En ce moment
 
 

Traité sur la haute mer: peu de progrès, regrettent des ONG

Traité sur la haute mer: peu de progrès, regrettent des ONG
Un pêcheur dans la mer des Caraïbes, au large de Haïti, le 26 août 2019 CHANDAN KHANNA

Des ONG ont déploré vendredi, au terme de deux semaines de discussions au siège des Nations unies, l'absence de progrès tangibles dans les négociations sur un traité destiné à protéger la haute mer et les fonds marins.

"L'absence de volonté politique pour obtenir des progrès à ces négociations est alarmante, car clairement des pays préfèrent l'exploitation à la protection" des océans, a dénoncé dans un communiqué Sandra Schoettner, de l'organisation Greenpeace, à l'issue d'entretiens ayant réuni plus de 190 pays.

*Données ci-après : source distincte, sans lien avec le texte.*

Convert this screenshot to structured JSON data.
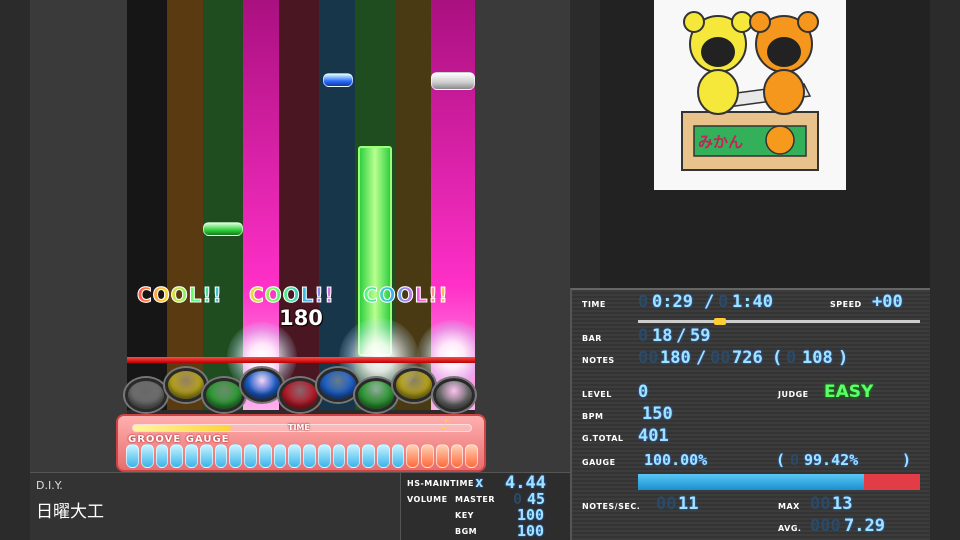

"Il est très décevant de constater que les ambitions lors de cette réunion ne correspondent pas au niveau d’urgence requis pour sauver nos océans et protéger notre planète contre l’urgence climatique et la perte massive de biodiversité à laquelle nous faisons face", a-t-elle ajouté.

La responsable de Greenpeace a notamment ciblé dans son communiqué l'Union européenne, coupable à ses yeux de proposer "des solutions insuffisantes et qui ne représentent pas un réel changement pour nos océans".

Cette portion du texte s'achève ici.